Guest: Jason Early, Founder and CEO of RISR, a wealth tech platform designed to help financial advisors understand, analyze, and plan around a client’s most important asset: their business.
In a nutshell: Business owners are a chronically overlooked and misunderstood niche in wealth management.
Why?
In large part, because too many advisors treat owned businesses as just another number on a balance sheet.
But for many of the wealthiest clients you want to be working with, a business is the central driver of wealth, risk, future liquidity, personal purpose, and legacy. Your ability to tie those things together in a holistic financial plan will be a major value driver as AI takes over more and more of the technical aspects of advising.
On today’s show, Jason Early explains how financial advisors can find and work with business owners, who, in his opinion, are some of the best possible clients advisors can have. And yes, I agree with him!
.Jason Early and I discuss:
- Why business owners need better financial advice and why advisors sometimes miss their full picture.
- How the lines between tax preparation and financial advice are rapidly blurring and what capabilities your firm needs to add.
- Using AI to to turn complex business financial data into insights that support deeper planning conversations.
- Why 77% of business owners regret their exits and how you can “quarterback” a financially and emotionally successful transition.
- The critical vulnerabilities business owners often miss that an advisor can help manage.
- How to identify your ideal niche within the larger subset of business owners.
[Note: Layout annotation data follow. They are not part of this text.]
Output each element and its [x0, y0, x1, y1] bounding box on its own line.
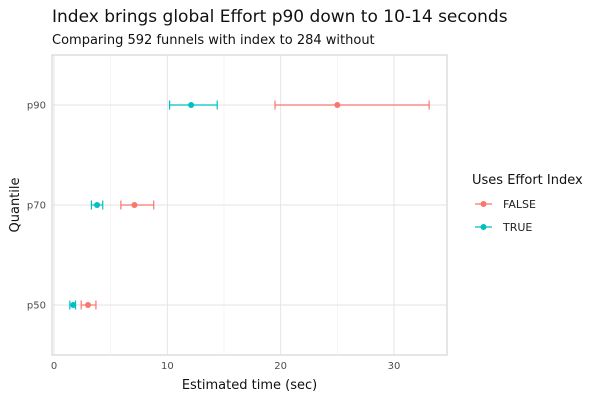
y-tick-label: p70	[27, 201, 46, 212]
legend-label: FALSE	[503, 198, 536, 211]
x-axis-title: Estimated time (sec)	[182, 378, 317, 393]
data-point	[131, 202, 138, 208]
data-point-group	[80, 300, 97, 310]
grid-lines	[52, 55, 447, 355]
data-point-group	[90, 200, 104, 210]
legend-item: TRUE	[475, 221, 532, 234]
x-tick-label: 20	[274, 361, 287, 372]
data-point-group	[274, 100, 430, 110]
tick-labels: 0 10 20 30 p50 p70 p90	[27, 101, 400, 373]
data-point-group	[169, 100, 218, 110]
data-point	[85, 302, 91, 308]
data-point	[94, 202, 101, 208]
legend-label: TRUE	[502, 221, 532, 234]
data-point-group	[120, 200, 155, 210]
data-point	[70, 302, 77, 308]
x-tick-label: 10	[161, 361, 174, 372]
y-tick-label: p50	[27, 301, 46, 312]
legend-items: FALSE TRUE	[475, 198, 536, 234]
data-point-group	[69, 300, 77, 310]
x-tick-label: 0	[51, 361, 57, 372]
y-axis-title: Quantile	[8, 178, 23, 233]
data-point	[188, 102, 195, 108]
legend: Uses Effort Index FALSE TRUE	[472, 173, 583, 234]
data-point	[334, 102, 341, 108]
legend-key-point	[480, 201, 487, 207]
legend-key-point	[480, 224, 487, 230]
x-tick-label: 30	[388, 361, 401, 372]
y-tick-label: p90	[27, 101, 46, 112]
chart-title: Index brings global Effort p90 down to 1…	[52, 7, 508, 27]
legend-title: Uses Effort Index	[472, 173, 583, 188]
data-layer	[69, 100, 430, 310]
legend-item: FALSE	[475, 198, 536, 211]
chart-subtitle: Comparing 592 funnels with index to 284 …	[52, 33, 375, 48]
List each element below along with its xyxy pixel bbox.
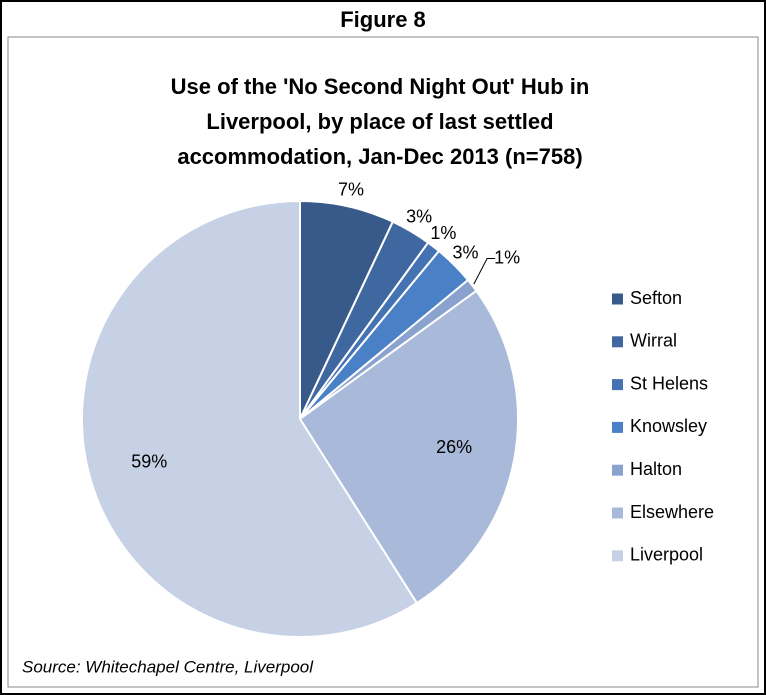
legend-swatch	[612, 336, 623, 348]
data-label: 1%	[430, 223, 456, 243]
legend-swatch	[612, 507, 623, 519]
data-label: 7%	[338, 179, 364, 199]
legend-label: Wirral	[630, 331, 677, 351]
pie-slice	[80, 199, 419, 638]
legend-label: Knowsley	[630, 416, 707, 436]
leader-line	[473, 258, 496, 285]
data-label: 1%	[494, 247, 520, 267]
legend-label: Liverpool	[630, 545, 703, 565]
figure-label: Figure 8	[340, 7, 426, 32]
legend-label: Sefton	[630, 288, 682, 308]
legend-swatch	[612, 421, 623, 433]
legend-swatch	[612, 550, 623, 562]
data-label: 3%	[406, 206, 432, 226]
chart-title: accommodation, Jan-Dec 2013 (n=758)	[177, 144, 582, 169]
pie-slice	[298, 289, 519, 605]
legend-swatch	[612, 379, 623, 391]
source-note: Source: Whitechapel Centre, Liverpool	[22, 657, 314, 676]
data-label: 26%	[436, 437, 472, 457]
chart-title: Liverpool, by place of last settled	[206, 109, 553, 134]
legend-swatch	[612, 293, 623, 305]
legend-swatch	[612, 464, 623, 476]
data-label: 3%	[452, 242, 478, 262]
legend-label: Elsewhere	[630, 502, 714, 522]
legend-label: Halton	[630, 459, 682, 479]
data-label: 59%	[131, 452, 167, 472]
chart-title: Use of the 'No Second Night Out' Hub in	[171, 74, 590, 99]
legend-label: St Helens	[630, 373, 708, 393]
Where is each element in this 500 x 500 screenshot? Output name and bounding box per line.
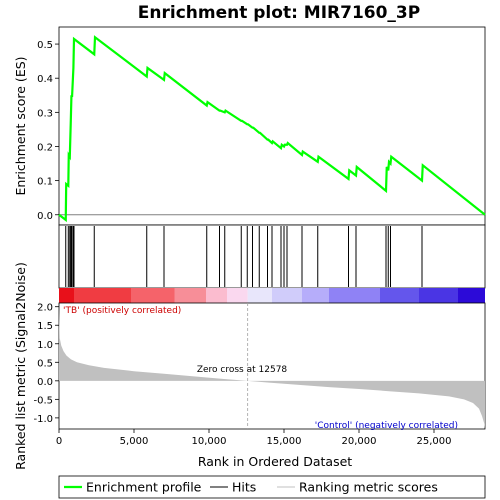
legend: Enrichment profile Hits Ranking metric sco… — [58, 475, 486, 499]
x-tick-label: 15,000 — [267, 436, 302, 447]
color-bar-segment — [458, 288, 485, 303]
ranked-y-tick-label: 2.0 — [37, 303, 53, 314]
x-tick-label: 20,000 — [342, 436, 377, 447]
color-bar-segment — [380, 288, 419, 303]
legend-frame — [58, 475, 486, 499]
es-y-tick-label: 0.3 — [37, 108, 53, 119]
ranked-y-tick-label: 0.0 — [37, 377, 53, 388]
ranked-y-tick-label: 0.5 — [37, 358, 53, 369]
color-bar-segment — [131, 288, 175, 303]
ranked-y-tick-label: -1.0 — [33, 414, 53, 425]
es-y-tick-label: 0.2 — [37, 142, 53, 153]
color-bar-segment — [206, 288, 227, 303]
rank-color-bar — [59, 288, 485, 303]
es-y-tick-label: 0.4 — [37, 74, 53, 85]
es-y-tick-label: 0.5 — [37, 40, 53, 51]
ranked-panel-frame — [58, 302, 486, 430]
es-y-ticks: 0.0 0.1 0.2 0.3 0.4 0.5 — [37, 40, 59, 222]
color-bar-segment — [227, 288, 248, 303]
x-axis-label: Rank in Ordered Dataset — [198, 454, 352, 469]
x-tick-label: 0 — [56, 436, 62, 447]
chart-title: Enrichment plot: MIR7160_3P — [138, 3, 420, 23]
ranked-y-ticks: -1.0 -0.5 0.0 0.5 1.0 1.5 2.0 — [33, 303, 59, 425]
hits-panel — [58, 224, 486, 289]
positive-correlation-label: 'TB' (positively correlated) — [63, 306, 181, 316]
es-panel: 0.0 0.1 0.2 0.3 0.4 0.5 Enrichment score (ES) — [13, 26, 486, 226]
color-bar-segment — [302, 288, 329, 303]
hit-lines — [65, 226, 423, 287]
x-axis-ticks: 0 5,000 10,000 15,000 20,000 25,000 — [56, 429, 452, 447]
enrichment-profile-line — [58, 35, 486, 223]
ranked-metric-panel: -1.0 -0.5 0.0 0.5 1.0 1.5 2.0 'TB' (positively… — [13, 262, 486, 470]
color-bar-segment — [247, 288, 272, 303]
es-y-axis-label: Enrichment score (ES) — [13, 56, 28, 195]
x-tick-label: 5,000 — [120, 436, 149, 447]
ranked-y-tick-label: -0.5 — [33, 395, 53, 406]
ranked-y-axis-label: Ranked list metric (Signal2Noise) — [13, 262, 28, 470]
negative-correlation-label: 'Control' (negatively correlated) — [315, 421, 458, 431]
legend-items: Enrichment profile Hits Ranking metric sco… — [64, 480, 438, 495]
zero-cross-label: Zero cross at 12578 — [197, 365, 288, 375]
legend-label: Ranking metric scores — [299, 480, 438, 495]
legend-label: Enrichment profile — [86, 480, 202, 495]
color-bar-segment — [59, 288, 74, 303]
x-tick-label: 25,000 — [417, 436, 452, 447]
color-bar-segment — [174, 288, 206, 303]
color-bar-segment — [272, 288, 302, 303]
x-tick-label: 10,000 — [192, 436, 227, 447]
ranked-y-tick-label: 1.5 — [37, 321, 53, 332]
es-y-tick-label: 0.1 — [37, 177, 53, 188]
ranked-y-tick-label: 1.0 — [37, 340, 53, 351]
legend-label: Hits — [232, 480, 256, 495]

Jason Early on the advisor’s role before an exit:
“ It’s not ‘if’ the owner exits, it’s ‘when.’ Every business owner exits their business someday, some way. In the fairytale ending, it’s a big liquidity event. They’re selling to a third party or private equity or whatever it might be, and everybody reads about it in the paper, and everybody’s happy. But there’s all sorts of different ways that an owner may exit their business. Death, disability, dispute, bankruptcy. The best owners are always operating with an understanding of that. But what role does an advisor play in the fairytale ending? I’m certain that every financial advisor on the planet has uttered the words, ‘I’m the quarterback of your financial plan.’ Most, however, don’t fulfill that promise. And I think it’s largely an incentive thing. The reality is there’s not a ton of incentive all the time for advisors to pull in the accountant, pull in the attorney, pull everyone around the table to get aligned. But the best do, and this is especially true with a business owner.
“And so when we look at the landscape and we look at the market, all of financial services is starting to surround the business owner because everybody is realizing that these demographics are playing out and there are these baby boomers that are transitioning and transacting. These exits are happening, and the advisor wants to be the one that captures those assets. It really, truly is that quarterback role. But it starts far before that deal team is assembled. For a successful exit to happen, there has to be an advisor grabbing the business owner by the shoulders years before saying, ‘What do you want? What do you want this to look like? How does your business fit into your overall life and financial plan? What’s most important to you? What are you optimizing for?'”
Jason Early on where tech, financial planning, and tax planning intersect:
“For a long, long time there’s been a lot of private equity money rolling up RIAs. You’re starting to watch them bolt on CPAs. And I think to serve the business owner, this is one of the great value props. If I’m an advisory firm and I’m bolting on tax, they have the business owner clients. The accountant starts as the de facto most trusted advisor to the business owner. If I’m starting a business, I need a CPA, I need a tax professional. I have to have them. They are the de facto most trusted advisor, typically, until the financial advisor comes along. When the financial advisor gets in there and builds the relationship over time, they become the most trusted advisor. I think the market is demanding, ‘Why are you two professionals not under the same roof? Why are you not the same advisor to me? Why can’t my financial advisory firm provide tax prep or at least give great tax advice to me?’ That’s why we’re building so aggressively around tax planning, because you’re seeing advisors get pushed towards, ‘I have got to start giving great advice around tax.’ And tax doesn’t just mean tax prep anymore. That is getting commoditized. You’re watching these worlds collide. Technology will allow advisors to expand their service offering, and give better advice as a result.”
Jason Early on finding your niche:
“We don’t think business owners are a niche. We think that they’re everywhere. But the advisors that serve them best really niche down inside of the client segment. So really understand who your ideal client profile is. What is your ideal client as a business owner? Is it auto dealers in the tri-state area? Is it companies in the Midwest? Whatever it is, get crystal clear on who that ideal client profile is. And then, don’t keep it a secret. Build deep. Spend years building deep relationships with the ecosystem around your ideal customer. Who are the accountants that have the customers that you want? Who are the associations where your customers hang out? Who are the attorneys that work with a lot of people in that segment? And build deep relationships. It’s consistency, it’s not intensity, it’s not boom, today we serve business owners and we built a new website and we built a landing page, and we ran a marketing campaign and it didn’t work. It’s showing up for long periods of time, being crystal clear on your messaging, and being intentional about who you want serve and who you do serve.”